It is difficult to dispute the fact that the room in which one records music in will have the most impact on the sound of the overall finished recording. So what does that really translate into? Let’s figure this out. I find it really interesting that many home and pro studio websites boast about how important it is to have an acoustically-treated room in order to make great recordings. Why?
Good question. They will tell you that standing waves in symmetrical rooms will effect the bass frequencies (and they do). They say that you need a non-resonant floor (well…ok) , extreme insulation to ward off outside noises (makes sense), and the space to isolate people, amps and instruments, along with an isolated vocal booth (hmm…sounds expensive). In other words, you are being told that the room should not contribute negatively to the recording by…….well, by not influencing it in any way.

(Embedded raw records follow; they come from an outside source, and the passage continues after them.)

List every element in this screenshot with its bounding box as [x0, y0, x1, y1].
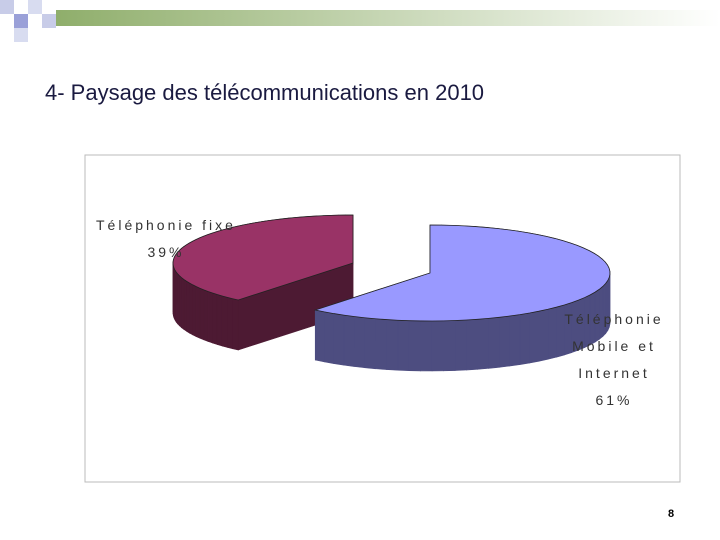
decor	[28, 0, 42, 14]
slice-side	[179, 274, 182, 329]
slice-side	[183, 278, 187, 332]
slice-side	[186, 280, 190, 334]
slice-side	[227, 296, 233, 350]
slice-side	[466, 318, 478, 371]
slice-label: Téléphonie Mobile et Internet 61%	[558, 306, 670, 414]
slice-side	[181, 276, 185, 331]
slice-side	[232, 298, 239, 351]
category-label: Téléphonie fixe	[96, 217, 236, 233]
decor	[0, 0, 14, 14]
slide-title: 4- Paysage des télécommunications en 201…	[45, 80, 485, 105]
slice-side	[509, 314, 521, 367]
decor	[14, 28, 28, 42]
decor	[14, 14, 28, 28]
slice-side	[343, 314, 355, 367]
slice-side	[199, 287, 205, 341]
slice-side	[212, 292, 218, 345]
slice-side	[353, 316, 365, 369]
slice-side	[408, 320, 421, 372]
header-bar	[56, 10, 720, 26]
value-label: 61%	[595, 392, 633, 408]
slice-side	[519, 312, 530, 365]
slice-side	[420, 320, 433, 372]
slice-top	[172, 214, 354, 301]
slice-side	[216, 294, 223, 347]
slice-side	[192, 284, 197, 338]
slice-side	[538, 308, 549, 362]
slice-side	[333, 313, 345, 366]
category-label: Téléphonie Mobile et Internet	[564, 311, 664, 381]
slice-side	[386, 319, 399, 371]
page-number: 8	[668, 508, 675, 520]
slice-side	[454, 319, 467, 371]
slice-side	[364, 317, 376, 370]
slice-side	[431, 320, 444, 372]
slice-side	[324, 311, 335, 364]
slice-side	[203, 289, 209, 342]
slice-side	[221, 295, 228, 348]
slice-side	[397, 319, 410, 371]
slice-side	[189, 282, 193, 336]
pie	[172, 214, 611, 372]
slice-side	[547, 306, 557, 360]
slice-top	[313, 224, 611, 322]
slice-label: Téléphonie fixe 39%	[96, 212, 236, 266]
slice-side	[314, 309, 325, 363]
slice	[313, 224, 611, 372]
slice	[172, 214, 354, 351]
slice-side	[488, 316, 500, 369]
value-label: 39%	[147, 244, 185, 260]
decor	[42, 14, 56, 28]
slice-side	[498, 315, 510, 368]
slice-side	[477, 318, 489, 370]
slice-side	[443, 320, 456, 372]
slice-side	[375, 318, 387, 370]
slice-side	[195, 286, 201, 339]
slice-side	[207, 291, 213, 344]
slice-side	[529, 310, 540, 364]
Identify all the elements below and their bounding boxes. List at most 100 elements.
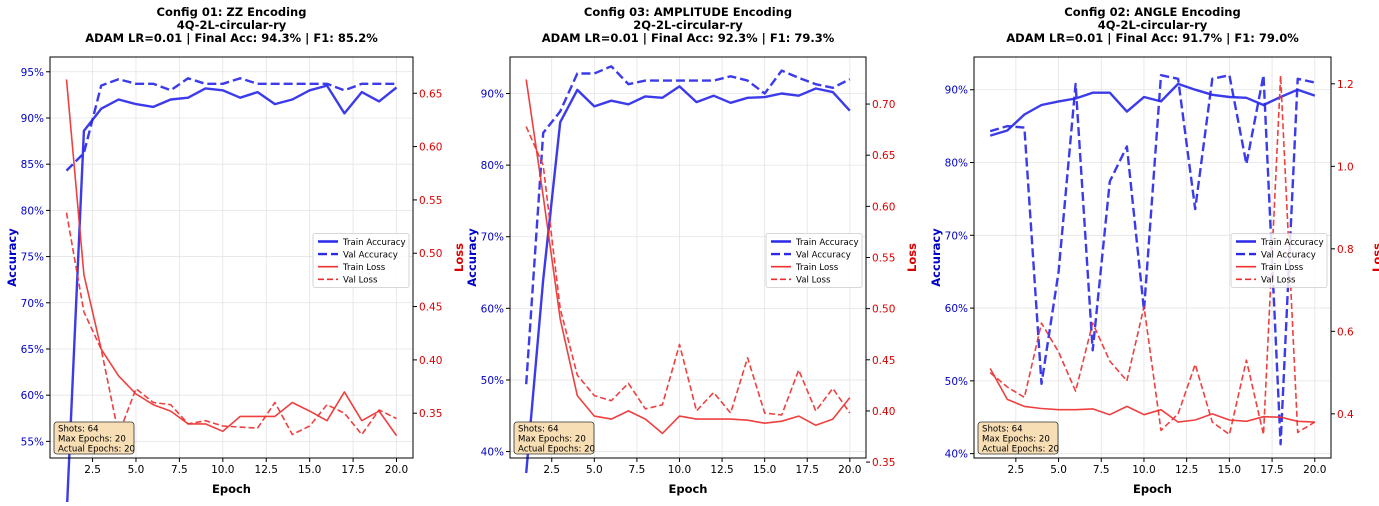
y-left-tick-label: 95% [21, 67, 44, 79]
y-right-axis-label: Loss [1370, 243, 1379, 272]
legend-entry: Val Accuracy [343, 250, 398, 260]
val-accuracy-line [525, 65, 851, 385]
y-left-tick-label: 80% [945, 158, 968, 170]
chart-subtitle: 4Q-2L-circular-ry [177, 18, 287, 32]
y-right-axis-label: Loss [452, 243, 466, 272]
y-left-tick-label: 50% [481, 375, 504, 387]
info-box-bg [53, 421, 135, 455]
x-tick-label: 20.0 [1303, 464, 1326, 476]
train-loss-line [989, 368, 1315, 423]
y-left-tick-label: 70% [945, 230, 968, 242]
legend-entry: Val Loss [796, 276, 831, 286]
x-tick-label: 2.5 [543, 464, 560, 476]
y-left-tick-label: 70% [481, 232, 504, 244]
y-right-tick-label: 0.40 [419, 355, 442, 367]
legend: Train Accuracy Val Accuracy Train Loss Val … [765, 233, 863, 288]
info-box-line: Actual Epochs: 20 [58, 445, 135, 455]
x-tick-label: 17.5 [796, 464, 819, 476]
legend-entry: Val Loss [343, 276, 378, 286]
y-left-tick-label: 85% [21, 159, 44, 171]
x-tick-label: 17.5 [341, 464, 364, 476]
legend-box [1230, 233, 1328, 288]
x-tick-label: 10.0 [211, 464, 234, 476]
legend-box [765, 233, 863, 288]
info-box-bg [513, 421, 595, 455]
chart-panel: 2.5 5.0 7.5 10.0 12.5 15.0 17.5 20.0 40% 50% 60% 70… [929, 5, 1379, 496]
info-box-line: Actual Epochs: 20 [518, 445, 595, 455]
y-right-tick-label: 0.8 [1337, 244, 1354, 256]
info-box-line: Shots: 64 [58, 425, 99, 435]
y-right-tick-label: 0.35 [872, 457, 895, 469]
x-tick-label: 7.5 [1093, 464, 1110, 476]
y-right-tick-label: 0.35 [419, 408, 442, 420]
x-axis-label: Epoch [669, 482, 708, 496]
legend-entry: Train Loss [342, 263, 386, 273]
info-box-line: Max Epochs: 20 [518, 435, 586, 445]
y-left-tick-label: 90% [21, 113, 44, 125]
info-box-line: Max Epochs: 20 [982, 435, 1050, 445]
y-right-tick-label: 0.65 [872, 150, 895, 162]
val-accuracy-line [65, 77, 397, 172]
legend-entry: Val Accuracy [1261, 250, 1316, 260]
x-tick-label: 15.0 [1218, 464, 1241, 476]
x-tick-label: 2.5 [84, 464, 101, 476]
y-left-tick-label: 75% [21, 252, 44, 264]
val-loss-line [525, 126, 851, 416]
chart-title: Config 03: AMPLITUDE Encoding [584, 5, 792, 19]
y-right-tick-label: 0.6 [1337, 326, 1354, 338]
y-right-tick-label: 0.55 [872, 253, 895, 265]
x-tick-label: 10.0 [1132, 464, 1155, 476]
y-right-tick-label: 0.55 [419, 195, 442, 207]
legend-entry: Train Accuracy [795, 238, 859, 248]
chart-panel: 2.5 5.0 7.5 10.0 12.5 15.0 17.5 20.0 55% 60% 65% 70… [5, 5, 466, 506]
y-left-tick-label: 60% [945, 303, 968, 315]
train-accuracy-line [65, 84, 398, 506]
y-right-tick-label: 0.4 [1337, 409, 1354, 421]
y-left-axis-label: Accuracy [465, 228, 479, 287]
info-box-line: Max Epochs: 20 [58, 435, 126, 445]
y-left-tick-label: 80% [481, 160, 504, 172]
legend-entry: Train Loss [1260, 263, 1304, 273]
y-left-tick-label: 40% [481, 447, 504, 459]
y-left-axis-label: Accuracy [5, 228, 19, 287]
y-left-tick-label: 55% [21, 436, 44, 448]
train-accuracy-line [989, 82, 1316, 137]
plot-frame [973, 56, 1332, 459]
x-tick-label: 12.5 [710, 464, 733, 476]
legend-box [312, 233, 410, 288]
y-right-tick-label: 0.60 [872, 201, 895, 213]
chart-panel: 2.5 5.0 7.5 10.0 12.5 15.0 17.5 20.0 40% 50% 60% 70… [465, 5, 919, 496]
plot-frame [49, 56, 414, 459]
y-right-tick-label: 0.50 [872, 304, 895, 316]
chart-subtitle: ADAM LR=0.01 | Final Acc: 92.3% | F1: 79… [542, 31, 835, 45]
y-right-tick-label: 0.45 [419, 302, 442, 314]
x-tick-label: 10.0 [668, 464, 691, 476]
y-right-tick-label: 0.70 [872, 99, 895, 111]
x-tick-label: 15.0 [753, 464, 776, 476]
legend: Train Accuracy Val Accuracy Train Loss Val … [312, 233, 410, 288]
legend-entry: Train Loss [795, 263, 839, 273]
legend: Train Accuracy Val Accuracy Train Loss Val … [1230, 233, 1328, 288]
x-tick-label: 12.5 [255, 464, 278, 476]
y-right-tick-label: 0.65 [419, 88, 442, 100]
x-tick-label: 20.0 [385, 464, 408, 476]
train-loss-line [65, 79, 398, 437]
legend-entry: Train Accuracy [342, 238, 406, 248]
legend-entry: Val Loss [1261, 276, 1296, 286]
x-tick-label: 7.5 [629, 464, 646, 476]
y-right-tick-label: 1.0 [1337, 161, 1354, 173]
y-left-tick-label: 50% [945, 376, 968, 388]
y-right-tick-label: 1.2 [1337, 79, 1354, 91]
info-box-line: Actual Epochs: 20 [982, 445, 1059, 455]
x-tick-label: 12.5 [1175, 464, 1198, 476]
x-tick-label: 15.0 [298, 464, 321, 476]
x-tick-label: 5.0 [1050, 464, 1067, 476]
x-tick-label: 20.0 [838, 464, 861, 476]
chart-subtitle: ADAM LR=0.01 | Final Acc: 91.7% | F1: 79… [1006, 31, 1299, 45]
y-left-tick-label: 60% [21, 390, 44, 402]
legend-entry: Train Accuracy [1260, 238, 1324, 248]
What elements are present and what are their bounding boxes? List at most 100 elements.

What I find interesting is how a room can contribute in a positive way. The Internet is full of examples of famous and notable recordings made in some pretty wild places. Some of the infamous, large label recording studios in the past have been very large spaces full of their own audio characteristics. Some small studio spaces, such as the home of Motown originator Berry Gordy’s Hitsville U.S.A. Studio, a converted residence in Detroit, contribute a different sound.

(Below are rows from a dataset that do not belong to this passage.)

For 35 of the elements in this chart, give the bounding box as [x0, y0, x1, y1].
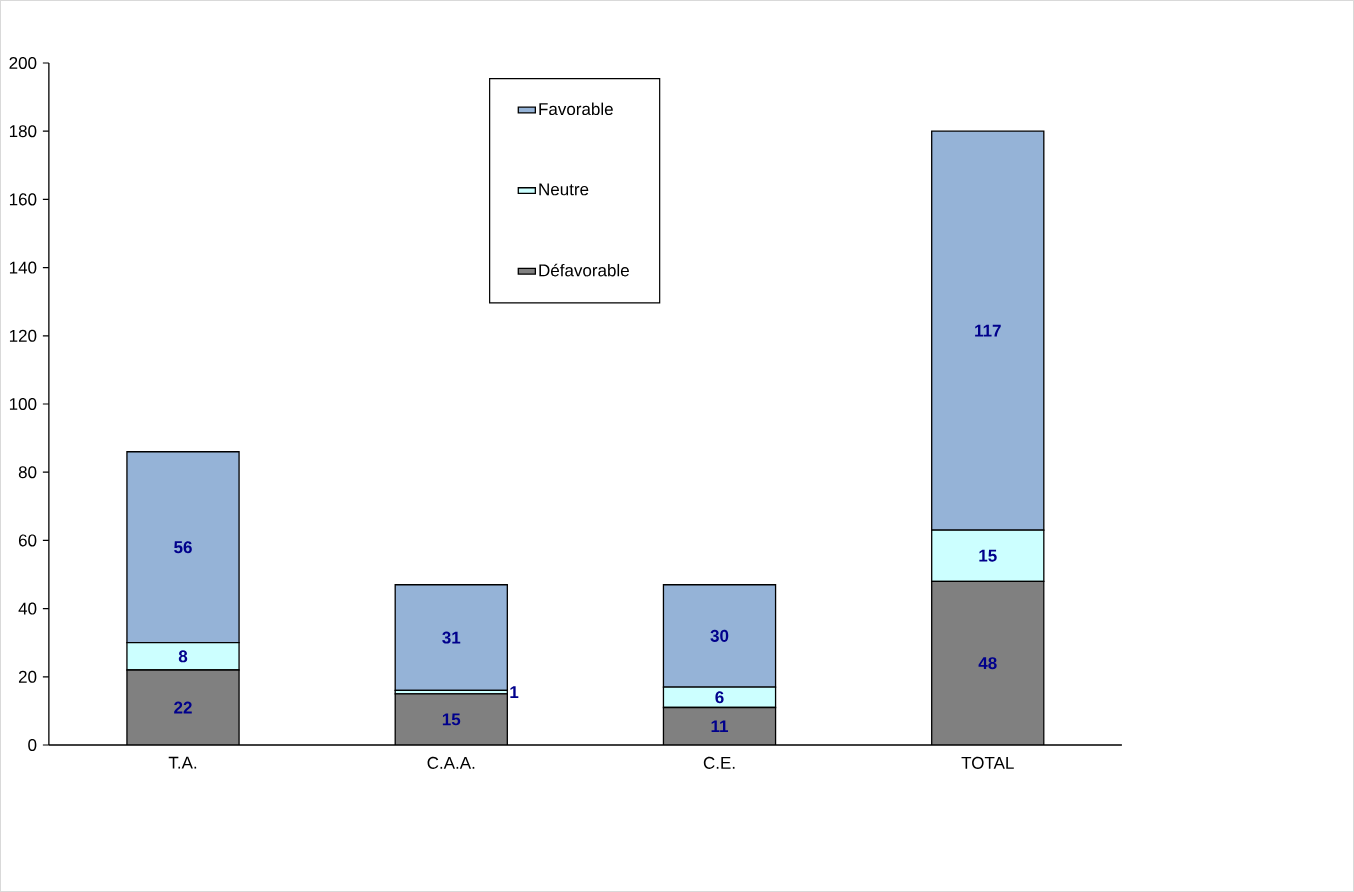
data-label: 8: [178, 650, 188, 663]
y-tick-label: 180: [9, 125, 37, 138]
y-tick-label: 0: [28, 738, 37, 752]
data-label: 56: [174, 541, 192, 554]
data-label: 22: [174, 701, 192, 714]
x-tick-label: T.A.: [168, 756, 197, 769]
legend-label: Favorable: [539, 102, 613, 116]
y-tick-label: 20: [18, 670, 37, 683]
y-tick-label: 60: [18, 534, 37, 547]
data-label: 48: [978, 657, 997, 670]
bar: [663, 707, 776, 745]
y-tick-label: 160: [9, 193, 37, 206]
y-tick-label: 120: [9, 329, 37, 342]
data-label: 15: [979, 549, 997, 562]
x-tick-label: TOTAL: [961, 756, 1014, 769]
data-label: 15: [442, 713, 461, 726]
x-tick-label: C.E.: [703, 756, 735, 769]
y-tick-label: 80: [18, 466, 37, 479]
y-tick-label: 40: [18, 602, 37, 615]
data-label: 1: [510, 686, 519, 698]
bar: [126, 669, 240, 745]
data-label: 117: [975, 324, 1001, 337]
data-label: 6: [715, 691, 724, 704]
data-label: 30: [710, 629, 729, 642]
data-label: 31: [442, 631, 461, 644]
legend-label: Défavorable: [539, 263, 629, 277]
y-tick-label: 140: [9, 261, 37, 274]
legend-label: Neutre: [539, 183, 589, 196]
bar: [394, 584, 508, 692]
y-tick-label: 100: [9, 397, 37, 411]
x-tick-label: C.A.A.: [427, 756, 475, 769]
bar: [931, 580, 1045, 745]
data-label: 11: [711, 720, 729, 733]
bar: [395, 693, 508, 745]
y-tick-label: 200: [9, 56, 37, 70]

The famous Jazz recording engineer, Rudy Van Gelder, brought many famous jazz artists to his parents’ home in Hackensack, New Jersey to record in the living room.
So, I guess my point, in a very condensed way, is that the imperfect room need not always be a detriment. A clever engineer will find ways to use it in the best way possible. Those thinking they need some elaborate studio to record in take heart. An imperfect room will only make you a better engineer and troubleshooter, and sometimes, by default, it will provide some acoustical magic of its own!